Friedreich's ataxia and the other spinocerebellar degenerations involve the dorsal root ganglia also, and the degeneration of the peripheral axons could be regarded as a neuropathy.
[edit] Acquired.
When the dorsal root ganglion cells are primarily involved, one must consider tabes dorsalis, vitamin B12 deficiency (subacute combined degeneration of the cord), and a paraneoplastic syndrome (usually from an oat-cell carcinoma of the bronchus, carcinoma of the breast, or lymphoma). Acromegaly, hypothyroidism, malabsorption syndromes, polycythemia, primary biliary cirrhosis, uremia, Lyme disease and poisoning with arsenic, hydralazine, N2O, metronidazole, misonidazole, cisplatin, and pyridoxine are other causes.

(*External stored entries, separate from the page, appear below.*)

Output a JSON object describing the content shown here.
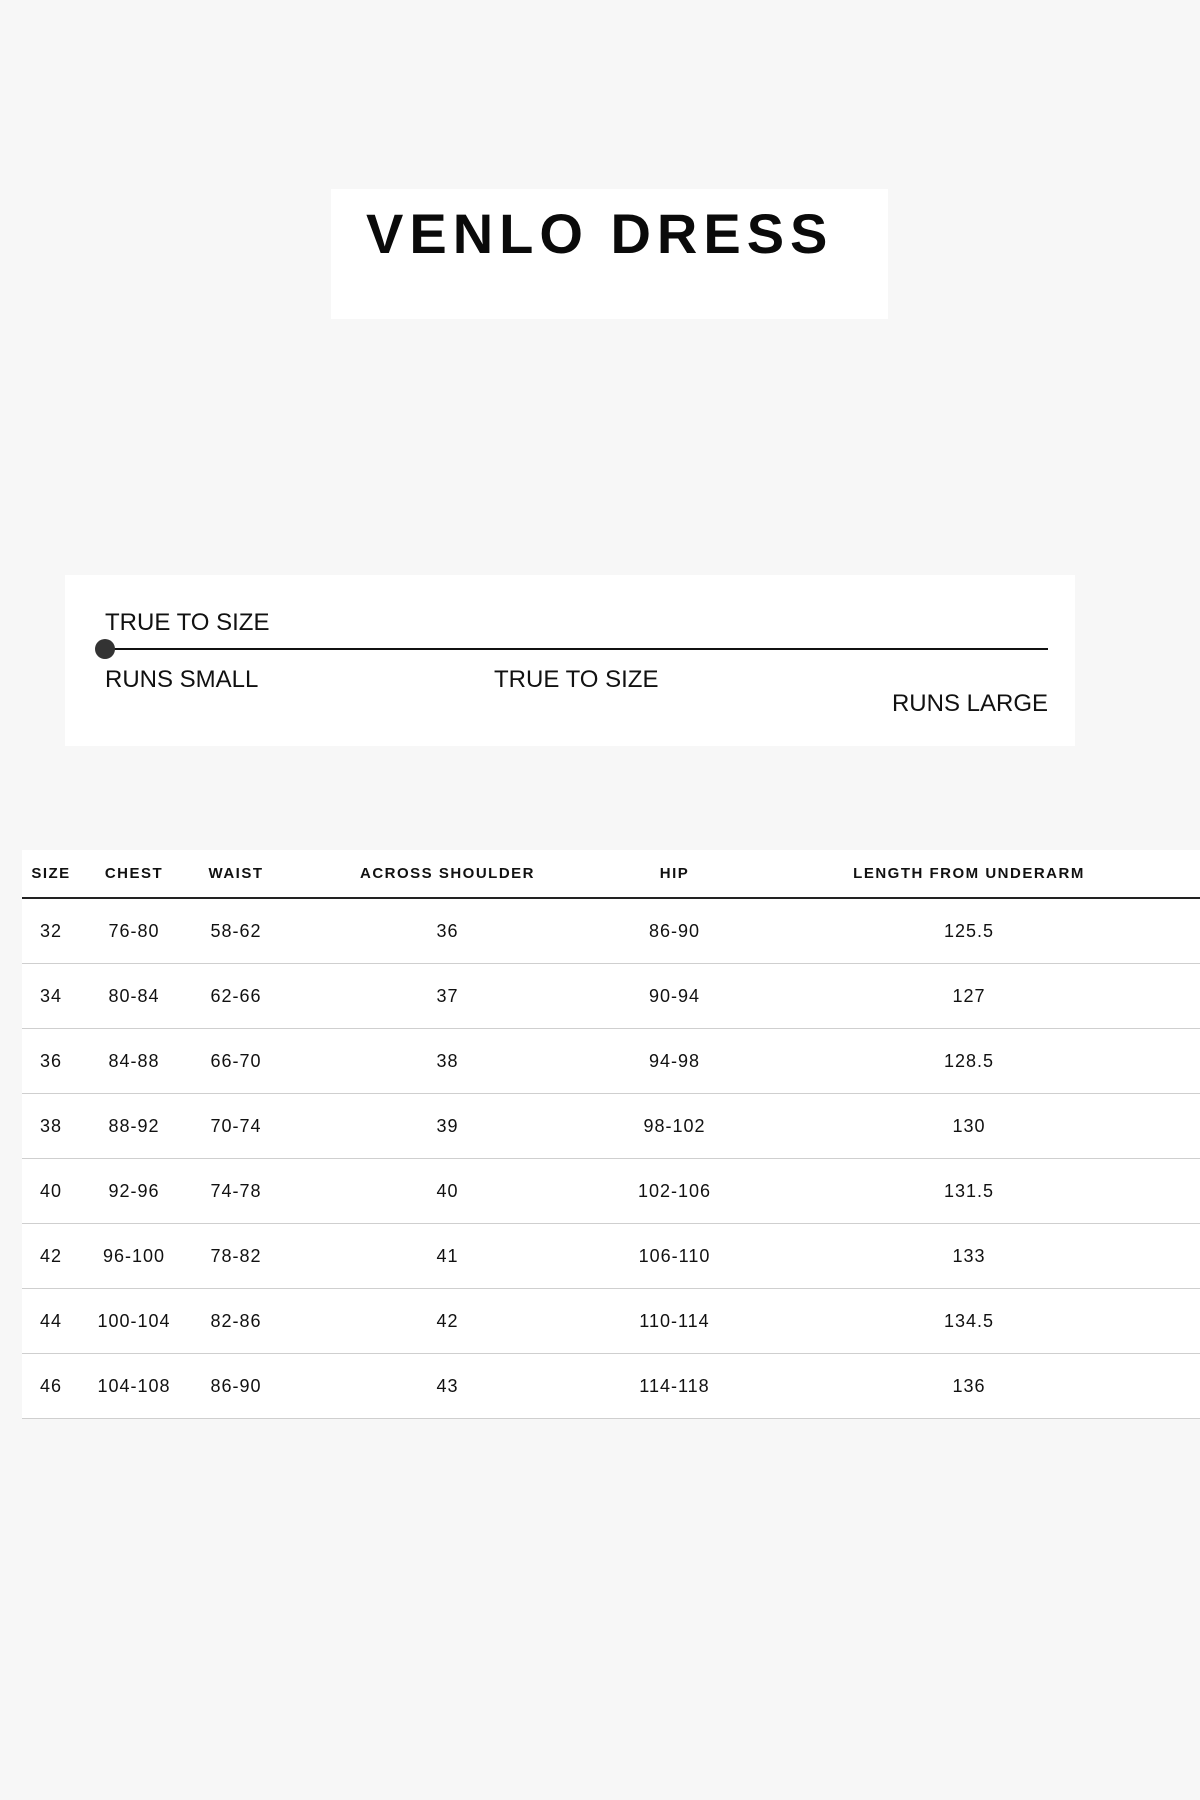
{
  "title": "VENLO DRESS",
  "fit": {
    "current_label": "TRUE TO SIZE",
    "marker_position": 0,
    "scale_labels": {
      "small": "RUNS SMALL",
      "true": "TRUE TO SIZE",
      "large": "RUNS LARGE"
    }
  },
  "size_table": {
    "headers": [
      "SIZE",
      "CHEST",
      "WAIST",
      "ACROSS SHOULDER",
      "HIP",
      "LENGTH FROM UNDERARM"
    ],
    "rows": [
      [
        "32",
        "76-80",
        "58-62",
        "36",
        "86-90",
        "125.5"
      ],
      [
        "34",
        "80-84",
        "62-66",
        "37",
        "90-94",
        "127"
      ],
      [
        "36",
        "84-88",
        "66-70",
        "38",
        "94-98",
        "128.5"
      ],
      [
        "38",
        "88-92",
        "70-74",
        "39",
        "98-102",
        "130"
      ],
      [
        "40",
        "92-96",
        "74-78",
        "40",
        "102-106",
        "131.5"
      ],
      [
        "42",
        "96-100",
        "78-82",
        "41",
        "106-110",
        "133"
      ],
      [
        "44",
        "100-104",
        "82-86",
        "42",
        "110-114",
        "134.5"
      ],
      [
        "46",
        "104-108",
        "86-90",
        "43",
        "114-118",
        "136"
      ]
    ]
  },
  "colors": {
    "page_background": "#f7f7f7",
    "card_background": "#ffffff",
    "text": "#111111",
    "marker": "#333333",
    "row_divider": "#cfcfcf"
  }
}
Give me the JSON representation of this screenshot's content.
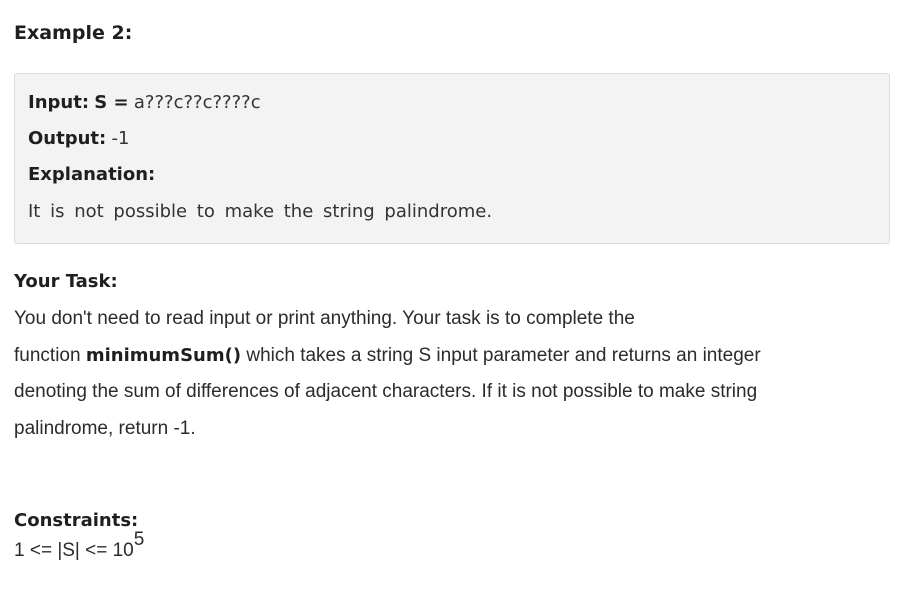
{
  "example": {
    "heading": "Example 2:",
    "input_label": "Input:",
    "input_var": "S =",
    "input_value": "a???c??c????c",
    "output_label": "Output:",
    "output_value": "-1",
    "explanation_label": "Explanation:",
    "explanation_text": "It is not possible to make the string palindrome."
  },
  "task": {
    "heading": "Your Task:",
    "line1": "You don't need to read input or print anything. Your task is to complete the",
    "line2_prefix": "function ",
    "function_name": "minimumSum()",
    "line2_suffix": " which takes a string S input parameter and returns an integer",
    "line3": "denoting the sum of differences of adjacent characters. If it is not possible to make string",
    "line4": "palindrome, return -1."
  },
  "constraints": {
    "heading": "Constraints:",
    "text": "1 <= |S| <= 10",
    "exponent": "5"
  }
}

[edit] Polyneuropathy of Vitamin B12 Deficiency.
Peripheral neuropathy is one neurologic syndrome resulting from vitamin B12 deficiency. The initial symptoms are sensations of pins and needles and numbness in the feet and later (seldom initially) in the hands. The initial impression is of a peripheral neuropathy, because of the depressed or absent ankle reflexes and a stocking-distribution impairment of touch and pinprick. However, there are also signs of myelopathy with loss of proprioception and pyramidal signs in the legs. Romberg's sign is positive.